Use Case A user has launched multiple applications that are use link enabled. During the course of working with the applications the user had suspended an application from participating in the context. The user then logs out of an application still in context which prompts the user to signoff from all clinically linked applications. The user selects “OK”. All other apps still participating are notified that the user has signed off because the user context is now empty and logoff or terminate accordingly. The issue is that the user may assume they are signed off from the workstation but they have not, because the app that has suspended from the context was never notified of the context change.
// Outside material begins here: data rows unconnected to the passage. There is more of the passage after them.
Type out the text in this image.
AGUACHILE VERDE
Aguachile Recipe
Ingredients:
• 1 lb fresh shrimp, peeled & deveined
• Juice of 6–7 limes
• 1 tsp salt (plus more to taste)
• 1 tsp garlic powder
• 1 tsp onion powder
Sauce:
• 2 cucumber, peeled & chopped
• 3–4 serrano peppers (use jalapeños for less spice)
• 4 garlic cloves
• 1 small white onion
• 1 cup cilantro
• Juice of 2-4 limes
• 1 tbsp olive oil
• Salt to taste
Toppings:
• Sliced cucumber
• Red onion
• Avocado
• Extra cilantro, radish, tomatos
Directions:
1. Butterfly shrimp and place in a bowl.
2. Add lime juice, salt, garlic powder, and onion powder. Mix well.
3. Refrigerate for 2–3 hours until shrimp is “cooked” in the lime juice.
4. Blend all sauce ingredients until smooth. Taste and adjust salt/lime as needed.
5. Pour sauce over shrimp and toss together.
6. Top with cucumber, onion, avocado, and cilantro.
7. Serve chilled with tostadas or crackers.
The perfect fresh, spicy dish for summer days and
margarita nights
The next user then comes to the workstation and can potentially rejoin the context with the suspended app left running and, if the app has privileges, set the user subject to the apps current user and the new user can launch apps as the prior user.

Possible Solution Characterize the user subject as being persistent (we now have characterizations such as transient and constant synchronization in 1.5). Which means even if an app is suspended it will still be notified when the user subject changes.

Standards ramifications • GUI Link status • App behaviors for apps already CCOW enabled, can they handle being informed of a context change when they think they are in a suspended state?